I’m not a rich person. But ever since then I’ve continued to pay extra for the medical insurance most likely to preserve my freedom to choose. If I hadn’t been able to have surgery on the west coast, I believe that even now, ten years later, I would probably be suffering from pain at or above the level of those early years. The prospect is so dreadful that I shudder to even think about it. I’m just grateful that wasn’t the case.
My back injury had a different course. I still have some pain and vulnerability there but I’ve never had surgery, because I got major relief from an epidural steroid injection I received about fifteen years ago. That’s probably why this article about a newly-announced British policy towards those very same injections caught my eye:
The Government’s drug rationing watchdog says “therapeutic” injections of steroids, such as cortisone, which are used to reduce inflammation, should no longer be offered to patients suffering from persistent lower back pain when the cause is not known.
Instead the National Institute of Health and Clinical Excellence (NICE) is ordering doctors to offer patients remedies like acupuncture and osteopathy…
The NHS currently issues more than 60,000 treatments of steroid injections every year.

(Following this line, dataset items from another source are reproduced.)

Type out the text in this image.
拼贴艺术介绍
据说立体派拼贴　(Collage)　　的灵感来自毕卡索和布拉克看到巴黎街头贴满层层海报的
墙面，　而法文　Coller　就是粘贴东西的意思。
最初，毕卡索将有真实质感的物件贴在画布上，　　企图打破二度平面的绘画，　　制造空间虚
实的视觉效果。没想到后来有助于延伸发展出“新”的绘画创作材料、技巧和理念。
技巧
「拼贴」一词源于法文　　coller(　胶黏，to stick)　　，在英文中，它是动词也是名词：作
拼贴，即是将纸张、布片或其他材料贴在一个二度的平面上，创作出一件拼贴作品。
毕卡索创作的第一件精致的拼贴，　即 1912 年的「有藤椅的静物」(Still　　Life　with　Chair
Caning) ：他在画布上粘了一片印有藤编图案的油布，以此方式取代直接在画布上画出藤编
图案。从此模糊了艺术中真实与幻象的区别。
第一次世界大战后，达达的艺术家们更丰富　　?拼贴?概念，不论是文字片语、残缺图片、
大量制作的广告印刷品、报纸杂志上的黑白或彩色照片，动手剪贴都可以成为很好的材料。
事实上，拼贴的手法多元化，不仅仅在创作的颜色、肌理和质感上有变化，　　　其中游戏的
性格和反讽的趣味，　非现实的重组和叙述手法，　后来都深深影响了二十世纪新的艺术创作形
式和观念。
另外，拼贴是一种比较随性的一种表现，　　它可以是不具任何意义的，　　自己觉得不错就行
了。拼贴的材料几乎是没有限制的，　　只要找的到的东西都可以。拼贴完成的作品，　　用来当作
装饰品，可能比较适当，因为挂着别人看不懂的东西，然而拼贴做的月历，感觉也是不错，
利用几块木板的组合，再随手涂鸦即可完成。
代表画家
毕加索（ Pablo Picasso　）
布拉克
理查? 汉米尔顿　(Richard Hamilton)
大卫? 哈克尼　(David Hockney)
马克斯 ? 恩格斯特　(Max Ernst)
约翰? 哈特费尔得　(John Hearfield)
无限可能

NICE said in its guidance it wants to cut this to just 3,000 treatments a year, a move which would save the NHS £33 million.
That’s a proposed 95% reduction in the number of these injections, which are an invaluable aid to the treatment of back injury—which, by the way, is an area of medicine for which “the cause” is rarely known. As the article goes on to point out, such treatments are a relatively simple and less risky way of saving many people from being on opioids for the rest of their lives, or having much more expensive and risky surgery in the future. Penny wise and pound foolish.
And a portent of things to come here, with Obamacare.